De su Historia de la filosofía en cuatro libros conservamos solamente fragmentos sobre Platón y el platonismo, en el que está en­cerrada toda la verdad para Porfirio, con un trozo importante, aunque mutilado, perte­neciente al primer libro sobre la Vida de Pitágoras (v.), motivo caro a los que más que platónicos eran teósofos, como Apolonio de Tiana, primero, y Jámblico más tar­de. Fragmentaria también nos ha llegado, a través de Eusebio, la Filosofía de los orácu­los que nos hace recordar los mucho más serios tratados píticos de Plutarco, y nos conserva algunos textos de los oráculos: con estas pretendidas revelaciones, dogmatizaba Porfirio una religión privada de dogmas en sí misma.

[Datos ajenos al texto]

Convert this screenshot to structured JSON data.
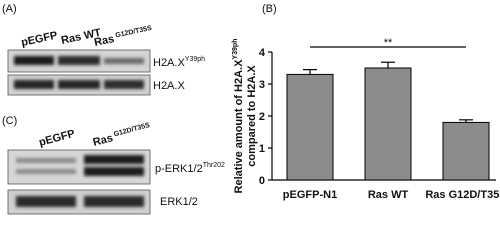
{
  "panel_a": {
    "label": "(A)",
    "lanes": [
      {
        "text": "pEGFP"
      },
      {
        "text": "Ras WT"
      },
      {
        "text": "Ras",
        "sup": "G12D/T35S"
      }
    ],
    "bands": [
      {
        "text": "H2A.X",
        "sup": "Y39ph"
      },
      {
        "text": "H2A.X"
      }
    ]
  },
  "panel_c": {
    "label": "(C)",
    "lanes": [
      {
        "text": "pEGFP"
      },
      {
        "text": "Ras",
        "sup": "G12D/T35S"
      }
    ],
    "bands": [
      {
        "text": "p-ERK1/2",
        "sup": "Thr202"
      },
      {
        "text": "ERK1/2"
      }
    ]
  },
  "chart_data": {
    "type": "bar",
    "panel_label": "(B)",
    "y_label": {
      "line1": "Relative amount of H2A.X",
      "line1_sup": "Y39ph",
      "line2": "compared to H2A.X"
    },
    "categories": [
      "pEGFP-N1",
      "Ras WT",
      "Ras G12D/T35S"
    ],
    "values": [
      3.3,
      3.5,
      1.8
    ],
    "errors": [
      0.15,
      0.18,
      0.08
    ],
    "color": "#8c8c8c",
    "ylim": [
      0,
      4
    ],
    "yticks": [
      0,
      1,
      2,
      3,
      4
    ],
    "annotation": "**"
  }
}
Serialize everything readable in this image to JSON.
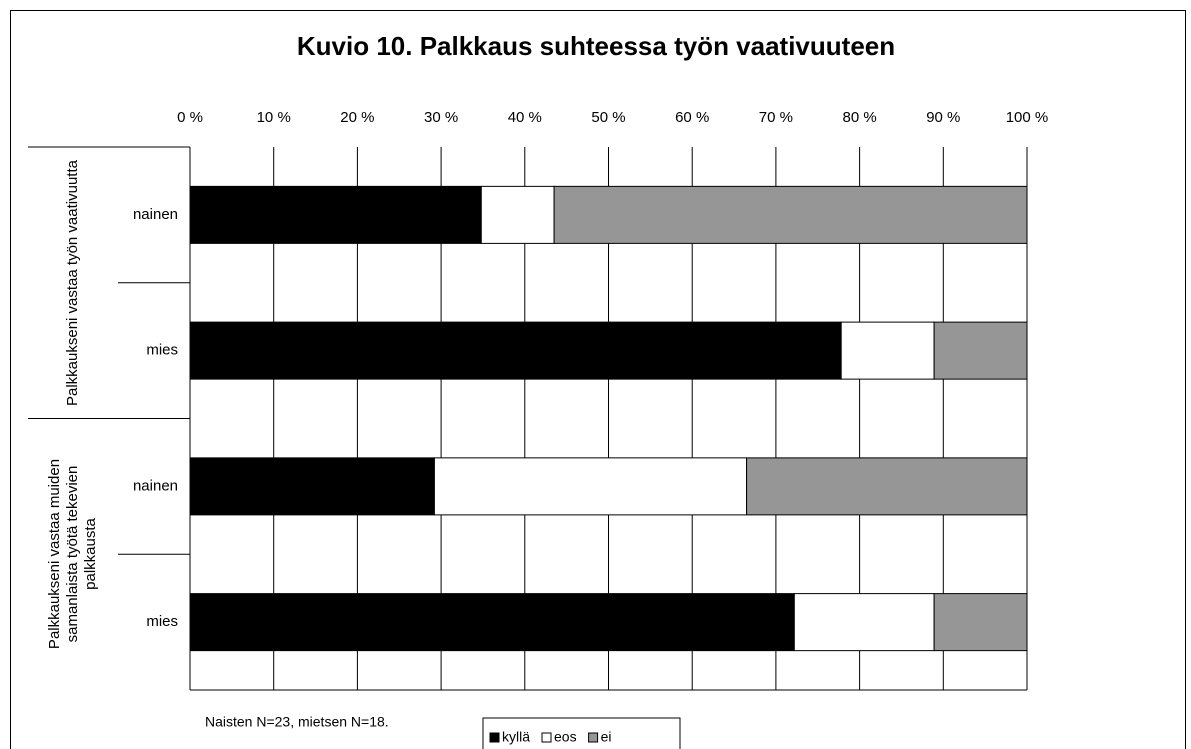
{
  "chart_data": {
    "type": "stacked_barh",
    "title": "Kuvio 10. Palkkaus suhteessa työn vaativuuteen",
    "groups": [
      {
        "name": "Palkkaukseni vastaa työn vaativuutta",
        "categories": [
          "nainen",
          "mies"
        ]
      },
      {
        "name": "Palkkaukseni vastaa muiden samanlaista työtä tekevien palkkausta",
        "categories": [
          "nainen",
          "mies"
        ]
      }
    ],
    "series": [
      {
        "name": "kyllä",
        "color": "#000000",
        "values": [
          34.8,
          77.8,
          29.2,
          72.2
        ]
      },
      {
        "name": "eos",
        "color": "#ffffff",
        "values": [
          8.7,
          11.1,
          37.3,
          16.7
        ]
      },
      {
        "name": "ei",
        "color": "#969696",
        "values": [
          56.5,
          11.1,
          33.5,
          11.1
        ]
      }
    ],
    "xlim": [
      0,
      100
    ],
    "xticks": [
      {
        "value": 0,
        "label": "0 %"
      },
      {
        "value": 10,
        "label": "10 %"
      },
      {
        "value": 20,
        "label": "20 %"
      },
      {
        "value": 30,
        "label": "30 %"
      },
      {
        "value": 40,
        "label": "40 %"
      },
      {
        "value": 50,
        "label": "50 %"
      },
      {
        "value": 60,
        "label": "60 %"
      },
      {
        "value": 70,
        "label": "70 %"
      },
      {
        "value": 80,
        "label": "80 %"
      },
      {
        "value": 90,
        "label": "90 %"
      },
      {
        "value": 100,
        "label": "100 %"
      }
    ],
    "grid": true,
    "legend": "bottom",
    "footnote": "Naisten N=23, mietsen N=18."
  }
}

De su gusto orientalizante da mues­tras la obra Sobre las estatuas, en la que defiende Porfirio el culto pagano e inicia una concepción de los dioses metódicamente en­lazada con aquel estoicismo ya orientado astrológicamente según una simbólica alego­ría de la Naturaleza. Siguen después obras que, como la juvenil Investigaciones homé­ricas, reflejan tal vez dos nuevos elemen­tos, la alegoría que Filón había aplicado a la Biblia y Porfirio aplica a Homero y la conci­liación entre Homero y Platón, que llegará a su ápice en Proclo, sellando, con esta aproximación simbólica, el final de un mun­do.

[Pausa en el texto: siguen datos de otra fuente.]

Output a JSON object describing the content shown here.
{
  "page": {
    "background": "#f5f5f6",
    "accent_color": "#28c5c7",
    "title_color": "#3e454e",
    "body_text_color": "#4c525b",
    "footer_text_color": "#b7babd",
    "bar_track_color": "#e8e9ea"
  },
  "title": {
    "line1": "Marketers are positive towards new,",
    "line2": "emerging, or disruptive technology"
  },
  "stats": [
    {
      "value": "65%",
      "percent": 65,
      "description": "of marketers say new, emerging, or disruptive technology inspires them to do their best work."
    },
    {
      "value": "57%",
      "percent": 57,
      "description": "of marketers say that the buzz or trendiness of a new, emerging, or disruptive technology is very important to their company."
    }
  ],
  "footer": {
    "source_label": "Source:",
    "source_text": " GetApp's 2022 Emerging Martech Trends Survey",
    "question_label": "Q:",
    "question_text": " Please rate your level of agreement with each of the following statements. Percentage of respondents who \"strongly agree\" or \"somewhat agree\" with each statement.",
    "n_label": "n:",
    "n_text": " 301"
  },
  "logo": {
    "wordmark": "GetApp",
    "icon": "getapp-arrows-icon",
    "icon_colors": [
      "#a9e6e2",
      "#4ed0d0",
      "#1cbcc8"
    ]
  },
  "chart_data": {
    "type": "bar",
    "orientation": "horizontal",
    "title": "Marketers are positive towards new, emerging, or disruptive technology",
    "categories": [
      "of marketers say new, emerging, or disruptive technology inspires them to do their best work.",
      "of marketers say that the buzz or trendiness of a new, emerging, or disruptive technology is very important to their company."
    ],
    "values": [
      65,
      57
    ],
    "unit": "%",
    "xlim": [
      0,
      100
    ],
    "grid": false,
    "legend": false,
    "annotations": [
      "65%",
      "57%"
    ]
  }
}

Igualmente El antro de las ninfas en la Odisea es una exégesis alegórica de la Odisea XIII w. 102-112: el antro ameno, oscuro, sagrado para las Náyades, que tejen telas purpúreas, entre fuentes perennes, es símbolo del mundo. Porfirio atribuye a Homero una filosofía propia en una obra perdida que tiene precisamente este título y, anticipándose en muchos siglos a Fenelón, es­cribió Sobre el provecho que los reyes pue­den sacar de Homero. En estas ingenuas exaltaciones del inmortal poeta, Porfirio reaccio­naba, en nombre del neoplatonismo, contra la severidad de Platón con respecto a los poetas. Una especie de testamento espiri­tual, muy humano, es la carta A Marcela, la prudente viuda, ya madre de seis hijos con la que Porfirio había contraído matrimonio: es una especie de breviario de vida moral y religiosa, basada en conceptos que tienen gran afinidad con el cristianismo: fe, ver­dad, amor y esperanza. Y sin embargo, este hombre sabio y piadoso fue un acendrado enemigo de los cristianos, y, quizá, un consejero de las persecuciones de Diocleciano.

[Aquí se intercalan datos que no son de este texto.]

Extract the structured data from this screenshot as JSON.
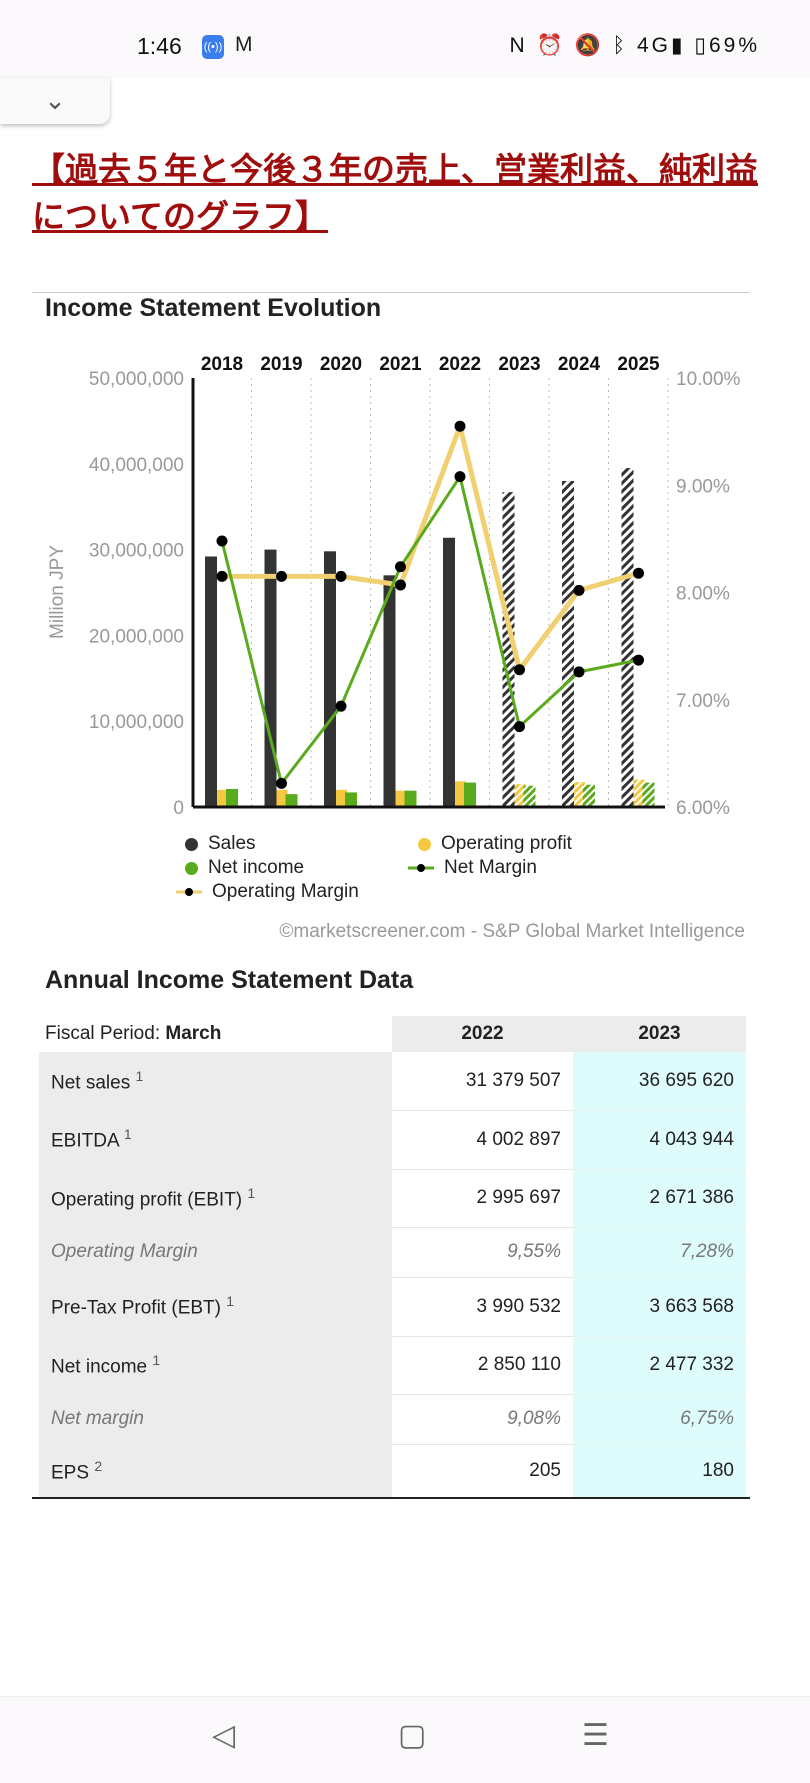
{
  "status_bar": {
    "time": "1:46",
    "battery": "69%",
    "icons": [
      "hotspot-icon",
      "gmail-icon",
      "nfc-icon",
      "alarm-icon",
      "mute-icon",
      "bluetooth-icon",
      "signal-4g-icon",
      "battery-icon"
    ]
  },
  "page": {
    "collapse_icon": "chevron-down-icon",
    "title": "【過去５年と今後３年の売上、営業利益、純利益についてのグラフ】",
    "title_color": "#a00d0d"
  },
  "chart_data": {
    "type": "bar",
    "title": "Income Statement Evolution",
    "ylabel": "Million JPY",
    "categories": [
      "2018",
      "2019",
      "2020",
      "2021",
      "2022",
      "2023",
      "2024",
      "2025"
    ],
    "forecast_from": "2023",
    "ylim": [
      0,
      50000000
    ],
    "y_ticks": [
      "0",
      "10,000,000",
      "20,000,000",
      "30,000,000",
      "40,000,000",
      "50,000,000"
    ],
    "y2lim": [
      6,
      10
    ],
    "y2_ticks": [
      "6.00%",
      "7.00%",
      "8.00%",
      "9.00%",
      "10.00%"
    ],
    "series": [
      {
        "name": "Sales",
        "type": "bar",
        "axis": "left",
        "color": "#333333",
        "values": [
          29200000,
          30000000,
          29800000,
          27000000,
          31379507,
          36695620,
          38000000,
          39500000
        ]
      },
      {
        "name": "Operating profit",
        "type": "bar",
        "axis": "left",
        "color": "#f5c842",
        "values": [
          2000000,
          2000000,
          2000000,
          1900000,
          2995697,
          2671386,
          2900000,
          3200000
        ]
      },
      {
        "name": "Net income",
        "type": "bar",
        "axis": "left",
        "color": "#5aaa1e",
        "values": [
          2100000,
          1500000,
          1700000,
          1900000,
          2850110,
          2477332,
          2600000,
          2850000
        ]
      },
      {
        "name": "Net Margin",
        "type": "line",
        "axis": "right",
        "color": "#5aaa1e",
        "values": [
          8.48,
          6.22,
          6.94,
          8.24,
          9.08,
          6.75,
          7.26,
          7.37
        ]
      },
      {
        "name": "Operating Margin",
        "type": "line",
        "axis": "right",
        "color": "#f0d070",
        "values": [
          8.15,
          8.15,
          8.15,
          8.07,
          9.55,
          7.28,
          8.02,
          8.18
        ]
      }
    ],
    "legend": [
      "Sales",
      "Operating profit",
      "Net income",
      "Net Margin",
      "Operating Margin"
    ],
    "legend_position": "bottom",
    "grid": "vertical dotted",
    "source": "©marketscreener.com - S&P Global Market Intelligence"
  },
  "table": {
    "title": "Annual Income Statement Data",
    "fiscal_label": "Fiscal Period: ",
    "fiscal_value": "March",
    "columns": [
      "2022",
      "2023"
    ],
    "rows": [
      {
        "label": "Net sales",
        "note": "1",
        "v": [
          "31 379 507",
          "36 695 620"
        ]
      },
      {
        "label": "EBITDA",
        "note": "1",
        "v": [
          "4 002 897",
          "4 043 944"
        ]
      },
      {
        "label": "Operating profit (EBIT)",
        "note": "1",
        "v": [
          "2 995 697",
          "2 671 386"
        ]
      },
      {
        "label": "Operating Margin",
        "note": "",
        "italic": true,
        "v": [
          "9,55%",
          "7,28%"
        ]
      },
      {
        "label": "Pre-Tax Profit (EBT)",
        "note": "1",
        "v": [
          "3 990 532",
          "3 663 568"
        ]
      },
      {
        "label": "Net income",
        "note": "1",
        "v": [
          "2 850 110",
          "2 477 332"
        ]
      },
      {
        "label": "Net margin",
        "note": "",
        "italic": true,
        "v": [
          "9,08%",
          "6,75%"
        ]
      },
      {
        "label": "EPS",
        "note": "2",
        "v": [
          "205",
          "180"
        ]
      }
    ]
  },
  "nav": {
    "back": "◁",
    "home": "▢",
    "recents": "☰"
  }
}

La obra Contra los cristianos (v.) en quince libros (268) constituye la diana de las nue­vas y metódicas persecuciones; mucho más seria que el libelo de Celso y que las chan­zas de Luciano, será prohibida y destruida por el cristianismo triunfante y le valdrá al autor aquella rabiosa frase de San Jeró­nimo: «Sceleratus ille Porphyrius». En rea­lidad, Porfirio, a diferencia de su gran maestro Plotino, que deja a los cristianos severa­mente solos, fue un enemigo fanático de éstos. Aunque poseamos de Celso los frag­mentos extraídos de la gran respuesta de Orígenes (del que Porfirio fue probablemente dis­cípulo en Cesárea), no estamos en dispo­sición de completar, con los textos anticristianos de él, la apasionada figura de este filósofo y filólogo, oscilante siempre entre la dialéctica y la teurgia, entre la piedad y el odio, hijo de Plotino y hermano espiritual del emperador Juliano.